BCL solicitor, Tom McNeill‘s article “the age of corporate responsibility” has been published by Compliance Matters, discussing corporate liability in the UK.
Here’s an extract from the article*:
“One particularly contentious issue for the courts to resolve was which persons could be identified as the directing mind of the company. The House of Lords finally drew the line in Tesco Supermarkets Ltd v Nattrass , which remains the leading case, restricting it to the most senior officers who actually control the corporation’s operation. In the words of Lord Reid, this would normally be “the board of directors, the managing director and perhaps other superior officers of a company [who] carry out the functions of management and speak and act as the company.” In Tesco, for example, this did not include a branch manager.
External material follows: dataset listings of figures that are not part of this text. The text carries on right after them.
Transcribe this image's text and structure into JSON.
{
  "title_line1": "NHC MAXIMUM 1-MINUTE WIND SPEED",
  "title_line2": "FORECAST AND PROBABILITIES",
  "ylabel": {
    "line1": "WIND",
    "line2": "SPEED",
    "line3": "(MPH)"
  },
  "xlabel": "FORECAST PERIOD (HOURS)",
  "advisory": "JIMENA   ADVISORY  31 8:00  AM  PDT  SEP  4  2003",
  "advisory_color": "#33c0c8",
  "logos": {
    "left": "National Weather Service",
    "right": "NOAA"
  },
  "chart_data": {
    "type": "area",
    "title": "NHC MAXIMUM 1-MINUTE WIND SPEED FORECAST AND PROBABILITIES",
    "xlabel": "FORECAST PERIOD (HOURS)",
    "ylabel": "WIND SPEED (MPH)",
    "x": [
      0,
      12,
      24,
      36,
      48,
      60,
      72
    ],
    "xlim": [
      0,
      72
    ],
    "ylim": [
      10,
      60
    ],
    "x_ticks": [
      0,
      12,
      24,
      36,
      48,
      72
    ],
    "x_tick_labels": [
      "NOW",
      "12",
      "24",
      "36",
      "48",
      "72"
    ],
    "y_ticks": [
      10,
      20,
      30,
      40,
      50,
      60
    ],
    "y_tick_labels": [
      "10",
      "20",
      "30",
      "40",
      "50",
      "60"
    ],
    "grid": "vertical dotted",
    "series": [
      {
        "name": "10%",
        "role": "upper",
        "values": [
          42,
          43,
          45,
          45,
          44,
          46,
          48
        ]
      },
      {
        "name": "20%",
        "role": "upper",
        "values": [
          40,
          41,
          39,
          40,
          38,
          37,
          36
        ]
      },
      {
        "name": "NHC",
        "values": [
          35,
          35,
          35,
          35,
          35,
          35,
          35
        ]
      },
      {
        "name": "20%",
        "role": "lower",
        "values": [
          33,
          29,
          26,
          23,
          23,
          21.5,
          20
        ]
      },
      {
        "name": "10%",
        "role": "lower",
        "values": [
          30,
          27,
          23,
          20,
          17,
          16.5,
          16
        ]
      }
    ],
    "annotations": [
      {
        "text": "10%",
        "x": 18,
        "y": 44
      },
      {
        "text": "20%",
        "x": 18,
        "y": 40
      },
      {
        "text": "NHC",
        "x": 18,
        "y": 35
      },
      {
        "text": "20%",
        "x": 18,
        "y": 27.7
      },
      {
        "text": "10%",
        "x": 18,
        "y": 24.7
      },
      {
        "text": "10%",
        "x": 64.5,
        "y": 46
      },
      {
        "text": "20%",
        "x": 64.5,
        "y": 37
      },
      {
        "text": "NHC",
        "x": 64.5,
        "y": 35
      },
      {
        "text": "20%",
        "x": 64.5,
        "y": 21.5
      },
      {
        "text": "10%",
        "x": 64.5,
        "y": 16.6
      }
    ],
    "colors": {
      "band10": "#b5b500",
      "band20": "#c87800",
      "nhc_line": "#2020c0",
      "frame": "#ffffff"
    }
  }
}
A common criticism is that the narrow definition of ‘directing mind’ has shielded corporates from criminal liability. Particularly in large organisations, it is relatively rare that a directing mind will be party to criminal conduct. This accounts for the collapse of the prosecution of P&O European Ferries for common-law corporate manslaughter regarding the sinking of the Herald of Free Enterprise in May 1987, when 193 people died, notwithstanding the findings of the Wreck Commissioner Mr Justice Sheen that: “All concerned in management, from the members of the Board of Directors down to the junior superintendents, were guilty of fault in that all must be regarded as sharing responsibility for the failure of management. From top to bottom the body corporate was infected with the disease of sloppiness.” The subsequent prosecution failed because it could not establish that any directing mind was personally guilty of gross negligence manslaughter (which guilt could then be attributed to the company).”